Friday, 26 May 2017
Don't Publish and Be Damned
The British government and police and security services were said to be furious with their American counterparts for the leaks of materials from, we assume, the FBI to the media including the New York Times which led to the early identification of the man who carried out the attacks in Manchester and then astonishing details of the way he carried out his attacks. Our authorities have every right to be furious about this. Once again this was America playing fast and loose with materials that had been shared with them in confidence possibly to the detriment of allies and their citizens. It might even have led to more deaths. It still might.
The BBC's Jon Sopel reported last night that American officials in the White House cannot really understand what all the fuss is about, in part because their own rules about evidence and criminal proceedings are very different. This is a bogus excuse and they know it. The fuss is about a friend and ally betraying our trust. Worse they did so and made catching dangerous terrorists more difficult.
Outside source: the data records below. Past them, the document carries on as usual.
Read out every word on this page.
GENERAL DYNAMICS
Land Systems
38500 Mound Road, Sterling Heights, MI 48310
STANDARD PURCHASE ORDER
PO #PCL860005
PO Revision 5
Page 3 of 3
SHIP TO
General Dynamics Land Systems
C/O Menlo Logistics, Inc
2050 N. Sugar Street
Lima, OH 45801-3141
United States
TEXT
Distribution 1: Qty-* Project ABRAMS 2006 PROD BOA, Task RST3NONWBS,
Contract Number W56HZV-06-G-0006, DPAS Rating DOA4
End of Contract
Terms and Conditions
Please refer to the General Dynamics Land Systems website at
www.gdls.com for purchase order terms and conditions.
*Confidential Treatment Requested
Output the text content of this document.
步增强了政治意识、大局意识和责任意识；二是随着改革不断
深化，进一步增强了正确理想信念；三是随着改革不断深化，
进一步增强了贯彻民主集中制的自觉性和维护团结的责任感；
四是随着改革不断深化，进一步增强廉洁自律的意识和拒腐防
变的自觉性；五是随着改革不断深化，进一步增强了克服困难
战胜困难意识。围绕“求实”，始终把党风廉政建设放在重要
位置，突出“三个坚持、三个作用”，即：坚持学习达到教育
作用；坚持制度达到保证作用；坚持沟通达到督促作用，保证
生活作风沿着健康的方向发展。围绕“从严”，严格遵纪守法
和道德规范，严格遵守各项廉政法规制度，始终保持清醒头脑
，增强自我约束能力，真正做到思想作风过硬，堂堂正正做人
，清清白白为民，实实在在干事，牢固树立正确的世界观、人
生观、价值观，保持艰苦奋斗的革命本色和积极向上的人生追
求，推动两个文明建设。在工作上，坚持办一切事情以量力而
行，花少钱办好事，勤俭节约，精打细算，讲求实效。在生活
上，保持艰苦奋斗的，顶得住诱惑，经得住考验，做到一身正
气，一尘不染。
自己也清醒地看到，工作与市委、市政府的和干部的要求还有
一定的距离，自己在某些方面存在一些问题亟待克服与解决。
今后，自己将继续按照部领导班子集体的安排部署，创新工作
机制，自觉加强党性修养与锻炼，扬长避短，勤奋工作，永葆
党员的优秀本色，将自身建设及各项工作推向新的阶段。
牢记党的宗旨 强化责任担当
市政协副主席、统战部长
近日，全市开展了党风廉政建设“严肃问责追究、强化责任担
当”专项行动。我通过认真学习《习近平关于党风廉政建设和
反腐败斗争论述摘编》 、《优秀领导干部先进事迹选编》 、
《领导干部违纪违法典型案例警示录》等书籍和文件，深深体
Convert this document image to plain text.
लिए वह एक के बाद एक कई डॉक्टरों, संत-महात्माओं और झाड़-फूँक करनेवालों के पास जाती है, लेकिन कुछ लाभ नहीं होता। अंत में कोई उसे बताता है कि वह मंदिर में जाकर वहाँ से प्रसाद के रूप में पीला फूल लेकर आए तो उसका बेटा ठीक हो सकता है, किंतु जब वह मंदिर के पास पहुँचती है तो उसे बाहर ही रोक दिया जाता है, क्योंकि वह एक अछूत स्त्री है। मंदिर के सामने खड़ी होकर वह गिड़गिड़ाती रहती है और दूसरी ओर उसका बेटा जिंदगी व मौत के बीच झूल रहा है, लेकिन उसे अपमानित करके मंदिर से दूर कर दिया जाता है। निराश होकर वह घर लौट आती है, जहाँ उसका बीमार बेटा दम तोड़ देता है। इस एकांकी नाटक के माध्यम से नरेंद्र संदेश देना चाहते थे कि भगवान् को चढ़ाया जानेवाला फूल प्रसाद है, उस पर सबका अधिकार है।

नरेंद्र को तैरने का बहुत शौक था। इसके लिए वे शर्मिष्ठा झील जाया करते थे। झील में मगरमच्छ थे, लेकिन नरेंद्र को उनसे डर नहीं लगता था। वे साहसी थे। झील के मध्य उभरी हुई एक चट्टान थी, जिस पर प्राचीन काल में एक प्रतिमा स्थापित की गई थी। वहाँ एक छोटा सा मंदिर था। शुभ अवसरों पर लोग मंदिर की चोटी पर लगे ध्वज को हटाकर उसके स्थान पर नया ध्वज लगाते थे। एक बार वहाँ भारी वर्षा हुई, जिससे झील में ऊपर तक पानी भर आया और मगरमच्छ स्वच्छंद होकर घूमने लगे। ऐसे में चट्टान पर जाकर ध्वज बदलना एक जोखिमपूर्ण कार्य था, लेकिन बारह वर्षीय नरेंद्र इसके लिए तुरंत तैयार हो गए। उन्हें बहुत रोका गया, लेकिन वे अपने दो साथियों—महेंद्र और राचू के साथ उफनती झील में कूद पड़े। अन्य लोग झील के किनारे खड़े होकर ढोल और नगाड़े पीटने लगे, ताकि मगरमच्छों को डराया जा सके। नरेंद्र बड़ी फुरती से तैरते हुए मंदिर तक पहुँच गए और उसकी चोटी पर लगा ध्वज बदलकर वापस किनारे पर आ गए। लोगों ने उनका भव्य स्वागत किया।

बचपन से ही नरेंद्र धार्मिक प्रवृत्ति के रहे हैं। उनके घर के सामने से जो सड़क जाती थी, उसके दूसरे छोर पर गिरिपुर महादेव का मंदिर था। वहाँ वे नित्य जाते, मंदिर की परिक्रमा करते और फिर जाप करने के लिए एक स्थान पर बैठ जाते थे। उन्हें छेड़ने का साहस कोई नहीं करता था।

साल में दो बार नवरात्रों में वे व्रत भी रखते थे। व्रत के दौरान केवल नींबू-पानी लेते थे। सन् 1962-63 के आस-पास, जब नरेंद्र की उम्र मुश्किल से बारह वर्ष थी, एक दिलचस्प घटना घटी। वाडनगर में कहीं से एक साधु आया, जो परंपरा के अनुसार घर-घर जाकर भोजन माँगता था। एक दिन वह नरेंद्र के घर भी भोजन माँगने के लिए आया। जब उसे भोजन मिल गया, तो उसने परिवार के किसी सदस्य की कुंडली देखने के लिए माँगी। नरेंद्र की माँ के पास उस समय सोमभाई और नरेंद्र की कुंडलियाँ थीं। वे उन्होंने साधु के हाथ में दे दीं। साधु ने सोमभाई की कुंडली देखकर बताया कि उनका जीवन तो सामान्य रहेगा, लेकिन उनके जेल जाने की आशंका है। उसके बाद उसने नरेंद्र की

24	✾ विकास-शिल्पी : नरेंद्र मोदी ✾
They may have alerted terrorists about police progress and may even make successful prosecutions more difficult. More than that it is the most appalling arrogance. Donald Trump is in Europe lecturing NATO allies about their not keeping up their end of the bargain on defence funding. He has a point. Yet here we see America not keeping up their end of an intelligence sharing bargain. The intelligence was shared because it has proven useful for various like-minded nations, the so called five eyes, to share and collaborate. That does not give each member the right to leak for no good reason, the information they learn as a consequence.
And what are the media doing here in publishing anyway? What possible justification was there in American outlets publishing what they were told including detailed forensic information that has no legitimate public interest angle other than prurience and curiosity. The Manchester attack has rightly been a huge story around the world. The British media have been extremely restrained in their reporting, at least in the first few days, although its hard to justify their re-publishing details and pictures from the New York Times. But, while foreign media may not be so constrained as our own, they ought surely to exercise some taste, decency and common sense. Or is all of that talk of solidarity just for effect?
In America, thanks to the 1st amendment, the press has a protected right to publish and be damned. Yet this can sometimes make them unspeakably arrogant. It was arrogant in the extreme to publish their stories and those pictures. There was no public interest in publishing, just an interested public. In time all of the information will be in the public arena and that is only right and proper. But we are only 3 days on from those unspeakable acts and a fast moving police investigation is ongoing. There may well be dangerous terrorists intent on more bloody mayhem in the coming days, something quite possible given how many large public events are scheduled. The police and security services are already working flat out to protect us all. Its incumbent on us all not to make their jobs more difficult, especially by publishing a story just for the sake of getting it out first.